Doing the Shred, or any exercise, when you're obese is hard. If you work out, consider doing it while carrying around your 32 pound toddler. Wouldn't be easy would it? Now consider trying to do it with three of them. That is what it is like to exercise when you're obese. (for this example, we're going with what I was overweight by when I started, around 100 pounds)
Your knees, while admirably (maybe) supporting the weight you carry, do not like extra impact. Your lungs, while hopefully successfully supplying your body with oxygen, likely don't have much extra capacity for things like jumping jacks or butt kicks. It feels incredibly defeating to realize that you can't do the things that seem to come so easily to other people. It can make you want to give up.
I was really lucky when I started doing the Shred. While I have never been awesome when it comes to cardio, I knew that my body was capable of doing a lot. Granted, I was twenty-three the last time I really made it do anything, but I knew I had it in me. The thing I learned very quickly is that you have to start somewhere when going from here to there. It is a path of small steps, especially to start with.
For my knees, I started taking glucosomine. I'm not sure if it did anything to help, but even if it was all in my head, it was worth it. I also took every low impact modification on the Shred that I could. I replaced higher impact cardio exercises with the low impact ones when I just could do it. (god I love punches) I almost immediately went out and got new shoes. I realized I couldn't do some of the abs stuff because of my flabby stomach, so I repeated the exercises I could do when it came to the ones I couldn't (I still do that some).
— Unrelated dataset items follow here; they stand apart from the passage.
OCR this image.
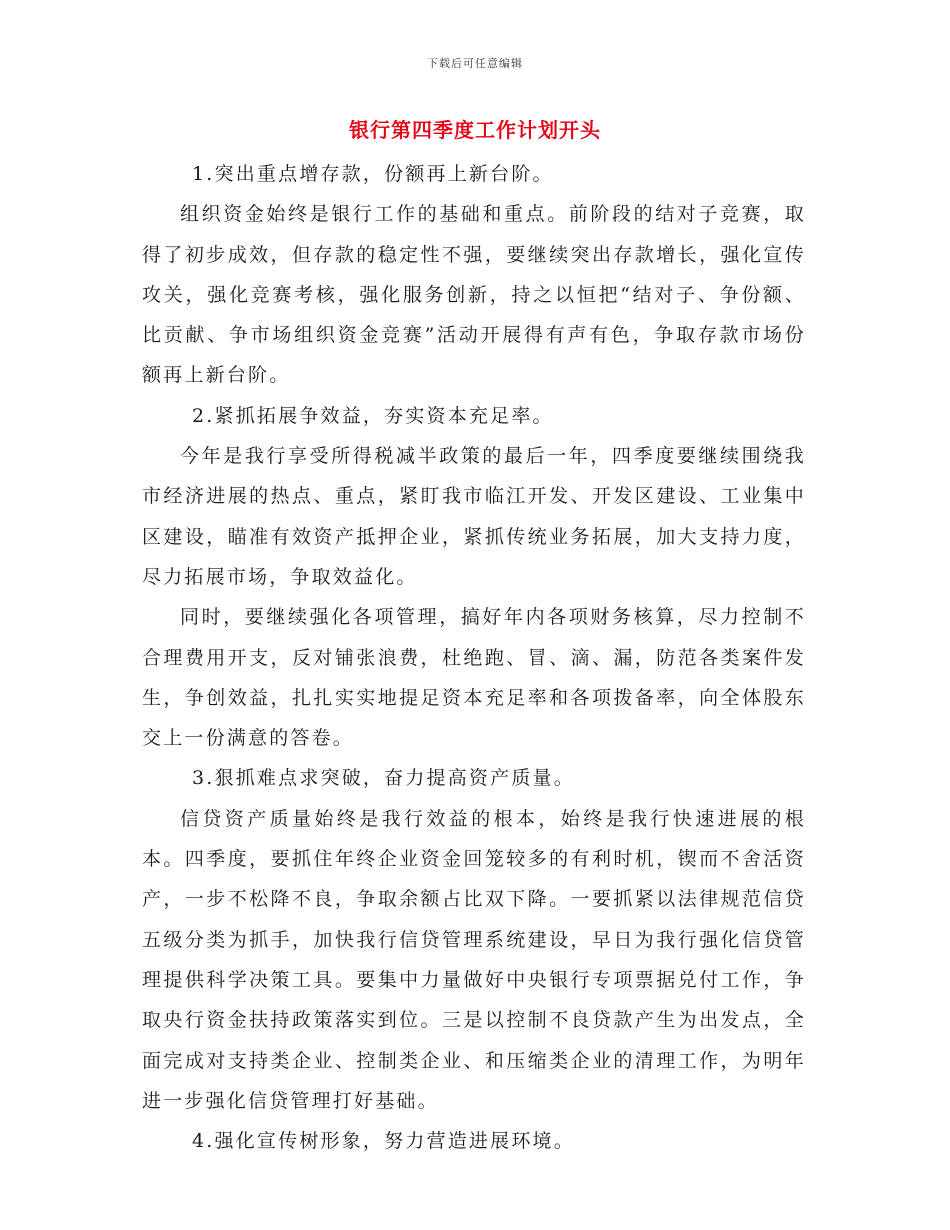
下载后可任意编辑
银行第四季度工作计划开头

1.突出重点增存款，份额再上新台阶。

组织资金始终是银行工作的基础和重点。前阶段的结对子竞赛，取得了初步成效，但存款的稳定性不强，要继续突出存款增长，强化宣传攻关，强化竞赛考核，强化服务创新，持之以恒把“结对子、争份额、比贡献、争市场组织资金竞赛”活动开展得有声有色，争取存款市场份额再上新台阶。

2.紧抓拓展争效益，夯实资本充足率。

今年是我行享受所得税减半政策的最后一年，四季度要继续围绕我市经济进展的热点、重点，紧盯我市临江开发、开发区建设、工业集中区建设，瞄准有效资产抵押企业，紧抓传统业务拓展，加大支持力度，尽力拓展市场，争取效益化。

同时，要继续强化各项管理，搞好年内各项财务核算，尽力控制不合理费用开支，反对铺张浪费，杜绝跑、冒、滴、漏，防范各类案件发生，争创效益，扎扎实实地提足资本充足率和各项拨备率，向全体股东交上一份满意的答卷。

3.狠抓难点求突破，奋力提高资产质量。

信贷资产质量始终是我行效益的根本，始终是我行快速进展的根本。四季度，要抓住年终企业资金回笼较多的有利时机，锲而不舍活资产，一步不松降不良，争取余额占比双下降。一要抓紧以法律规范信贷五级分类为抓手，加快我行信贷管理系统建设，早日为我行强化信贷管理提供科学决策工具。要集中力量做好中央银行专项票据兑付工作，争取央行资金扶持政策落实到位。三是以控制不良贷款产生为出发点，全面完成对支持类企业、控制类企业、和压缩类企业的清理工作，为明年进一步强化信贷管理打好基础。

4.强化宣传树形象，努力营造进展环境。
I stuck with it long enough to see that the third time was easier than the second time that was easier than the first time.
I got a good sports bra (well, I had one, but had never used it). I got mine from Title 9. They have great options for the big boobed, or just floppy boobed. If you aren't getting hit in the face by your boobs, exercise is a lot more fun. I also got good wicking pants. For me, I could do XXL from Target. If larger than that, I found a great site in JMS.
When it came to walking and eventually running, it wasn't any different. I started walking half a mile at a time. That is like five blocks. That is nothing to people who are remotely in shape. However, it was huge for me. Every few days I pushed myself farther. I pushed myself faster.
The most important thing I did was get myself a cheering squad. I participated in the Shredheads. Real life, online, it doesn't matter. I have nearly completely given up, but I didn't because I had the support of a community. Last fall was hard, and I quit for awhile, but I am back here, getting up at 5:30 in the morning (two days and counting) because I know that when it gets hard, there will be people here to help me.